Luigi Garilli, suonatore di piva.
La piva emiliana, evoluta come altre cornamuse italiane dalle tibiae utricularis suonate nell’antica Roma, è una cornamusa nata nell’Appennino emiliano (nelle valli appenniniche tra Reggio Emilia, Parma e Piacenza), in uso fino agli inizi del 20° secolo.
Le ultime pive sono state ritrovate circa 30 anni fa, in prossimità del crinale che separa le provincie di Reggio Emilia, Parma e Piacenza da quelle di Massa-Carrara, La Spezia e Genova.
In quelle zone di montagna fino a pochi decenni fa vigeva un regime economico agro-pastorale, al limite della sussistenza, che costrinse gran parte della popolazione a emigrare, e dove la scarsa influenza delle città permetteva la predisposizione alla conservazione di un patrimonio culturale di tipo arcaico.
Oltre che in queste zone, si presuppone che la piva fosse diffusa anche in collina e in pianura, nelle odierne province di Modena e Bologna, anche se non se ne hanno tracce.
La cultura musicale dei suonatori si costruiva a orecchio, e l’apprendimento dei repertori avveniva esclusivamente per trasmissione orale, dai balli ai brani che accompagnavano i rituali e le festività del calendario agricolo.
Nonostante si sia suonata fino agli anni Sessanta, la piva ha rischiato l’estinzione ancora prima della prima guerra mondiale, per diverse ragioni:
– Difficoltà nella manutenzione e nell’accordatura dello strumento;
– Difficoltà di adattamento alle nuove esigenze musicali a causa della sua tonalità fissa;
– La comparsa di strumenti più “comodi” e con un’estensione più vasta, ad esempio la fisarmonica;
– Il basso grado di interesse da parte dei giovani per la cultura e le tradizioni rurali;
– L’emigrazione all’estero e in città, con conseguente spopolamento dell’Appennino.
Dopo il 1945, infine, i processi di urbanizzazione e industrializzazione, con un cambiamento profondo dei gusti musicali, fanno sì che nessuno si interessi più alla piva, se non a livello individuale e sporadico.
Oggi grazie a un abile artigiano, Franco Calanca, che ha ricostruito la piva sulla base di alcuni strumenti rinvenuti, questa cornamusa è tornata a far parte del folklore italiano, ed è riproposta da molti gruppi musicali anche in diversi generi musicali, che vanno dai balli staccati emiliani, alla musica popolare, medievale o in chiave più moderna, con repertori originali.

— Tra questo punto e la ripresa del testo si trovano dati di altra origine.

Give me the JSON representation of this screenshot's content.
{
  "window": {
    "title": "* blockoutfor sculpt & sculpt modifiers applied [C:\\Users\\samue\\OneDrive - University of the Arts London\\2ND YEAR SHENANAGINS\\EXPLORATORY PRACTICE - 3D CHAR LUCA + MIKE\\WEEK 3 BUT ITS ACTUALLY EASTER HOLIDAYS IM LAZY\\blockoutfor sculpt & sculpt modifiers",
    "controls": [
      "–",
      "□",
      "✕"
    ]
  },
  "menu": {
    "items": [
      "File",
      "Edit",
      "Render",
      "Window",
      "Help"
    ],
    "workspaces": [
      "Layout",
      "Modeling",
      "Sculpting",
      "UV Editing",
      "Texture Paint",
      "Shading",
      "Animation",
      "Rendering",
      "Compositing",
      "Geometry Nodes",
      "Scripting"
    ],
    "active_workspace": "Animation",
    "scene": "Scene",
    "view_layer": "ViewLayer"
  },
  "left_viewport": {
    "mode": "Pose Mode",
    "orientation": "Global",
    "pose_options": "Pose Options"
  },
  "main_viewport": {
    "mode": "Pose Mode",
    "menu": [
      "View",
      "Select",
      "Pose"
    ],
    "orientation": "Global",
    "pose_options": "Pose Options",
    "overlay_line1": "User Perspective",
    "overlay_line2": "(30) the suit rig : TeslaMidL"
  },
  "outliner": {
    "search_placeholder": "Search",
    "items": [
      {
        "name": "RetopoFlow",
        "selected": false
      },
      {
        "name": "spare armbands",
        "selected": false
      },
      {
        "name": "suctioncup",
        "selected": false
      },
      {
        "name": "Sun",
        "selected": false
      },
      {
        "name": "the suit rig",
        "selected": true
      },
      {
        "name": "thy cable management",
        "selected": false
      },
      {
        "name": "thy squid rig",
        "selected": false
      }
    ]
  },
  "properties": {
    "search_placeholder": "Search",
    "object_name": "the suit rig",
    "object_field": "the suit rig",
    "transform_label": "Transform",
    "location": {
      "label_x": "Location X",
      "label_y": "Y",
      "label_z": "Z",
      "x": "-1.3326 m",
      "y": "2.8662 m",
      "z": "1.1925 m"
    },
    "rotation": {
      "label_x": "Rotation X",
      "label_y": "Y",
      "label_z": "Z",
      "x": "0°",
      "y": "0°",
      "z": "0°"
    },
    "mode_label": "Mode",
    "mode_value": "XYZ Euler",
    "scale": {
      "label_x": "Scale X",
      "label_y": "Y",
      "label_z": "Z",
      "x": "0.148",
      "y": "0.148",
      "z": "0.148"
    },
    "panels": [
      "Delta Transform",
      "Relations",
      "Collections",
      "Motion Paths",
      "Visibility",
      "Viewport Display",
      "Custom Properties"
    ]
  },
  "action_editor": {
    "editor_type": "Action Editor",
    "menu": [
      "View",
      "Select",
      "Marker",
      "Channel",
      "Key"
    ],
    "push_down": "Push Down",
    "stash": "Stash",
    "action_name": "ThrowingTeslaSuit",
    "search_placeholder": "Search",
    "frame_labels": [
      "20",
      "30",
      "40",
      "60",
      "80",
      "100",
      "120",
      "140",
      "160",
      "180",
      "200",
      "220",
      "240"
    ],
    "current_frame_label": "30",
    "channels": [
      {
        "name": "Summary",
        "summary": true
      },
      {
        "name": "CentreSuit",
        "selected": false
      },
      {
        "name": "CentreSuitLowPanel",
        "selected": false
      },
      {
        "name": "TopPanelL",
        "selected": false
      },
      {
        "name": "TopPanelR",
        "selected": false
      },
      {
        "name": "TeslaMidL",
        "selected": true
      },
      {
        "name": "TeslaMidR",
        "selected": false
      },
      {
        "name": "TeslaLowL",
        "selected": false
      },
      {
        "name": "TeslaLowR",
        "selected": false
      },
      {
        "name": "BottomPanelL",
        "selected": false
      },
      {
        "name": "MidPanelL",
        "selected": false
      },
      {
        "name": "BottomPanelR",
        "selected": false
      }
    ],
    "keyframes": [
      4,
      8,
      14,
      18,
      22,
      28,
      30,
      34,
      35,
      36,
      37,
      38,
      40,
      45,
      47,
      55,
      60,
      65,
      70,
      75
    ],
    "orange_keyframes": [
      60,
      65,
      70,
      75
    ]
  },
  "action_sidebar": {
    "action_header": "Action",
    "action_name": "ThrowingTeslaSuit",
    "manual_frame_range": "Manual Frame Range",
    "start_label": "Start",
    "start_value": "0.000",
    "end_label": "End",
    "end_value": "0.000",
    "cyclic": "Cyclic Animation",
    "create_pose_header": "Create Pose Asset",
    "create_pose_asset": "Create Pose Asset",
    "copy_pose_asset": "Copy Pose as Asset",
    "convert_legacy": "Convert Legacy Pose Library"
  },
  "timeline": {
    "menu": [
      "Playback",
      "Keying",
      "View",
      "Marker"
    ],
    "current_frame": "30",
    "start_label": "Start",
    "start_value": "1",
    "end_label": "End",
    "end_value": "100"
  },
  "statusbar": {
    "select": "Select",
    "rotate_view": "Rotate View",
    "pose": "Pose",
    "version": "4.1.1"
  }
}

Bruno Grulli, appassionato ricercatore di tradizioni orali, rinviene e censisce nove pive, che si possono suddividere in tre “famiglie”:
Val Parma:
– Piva trovata a Montecchio presso un antiquario (oggi di sua proprietà),
– Piva di Mossale, appartenuta al “Ciocaia”, oggi di Bruno Grulli.
Val Ceno/Taro (parmense):
– Piva di Arnaldo Borella (1914-1989),
– Piva di Lorenzo Ferrari (1914-1998), oggi nel museo Guatelli a Ozzano Taro,
– Piva rinvenuta a Milano da Febo Guizzi (etnomusicologo italiano).
Provincia di Piacenza:
– Due pive ritrovate a Pertuso, oggi nel museo Guatelli
– Piva di Mareto, appartenuta a Luigi Garilli, oggi della famiglia Garilli.
Una nona piva di origini incerte è di proprietà di Ettore Losini, costruttore e suonatore di piffero e musa a Bobbio.
Il modello di piva in sol che Calanca propone presenta delle differenze rispetto alle nove pive ritrovate e censite da Bruno Grulli, differenze che però non alterano le caratteristiche fondamentali dello strumento, ma che aggiungono nuove note o risolvono problemi legati alla manutenzione.
Il sacco non è più in pelle di capra o pecora ma in pelle di vitello o di mucca, più resistente e duratura; inoltre per fare il sacco non si usa più l’animale intero, sia per comodità sia perché la pelle sul ventre è più sottile e si rompe facilmente.
La pelle, infine, ha un trattamento idrorepellente, che ne riduce il deterioramento a causa dell’umidità.
Nei bordoni cambia di poco il disegno estetico, le casse di risonanza sono molto più accentuate e il canneggio interno del bordone basso è stato ristretto, per diminuire il volume e rendere più stabile il suono.
Sul chanter, che in origine presentava sette fori anteriori, tutti di uguale diametro ed equidistanti, sono stati aggiunti due fori posteriori in corrispondenza dei pollici, per il la alto e il si bemolle, ampliando così la scala.
I fori inoltre non sono più equidistanti e tutti uguali ma di diametri diversi, per ottenere una migliore intonazione e una più facile accordatura.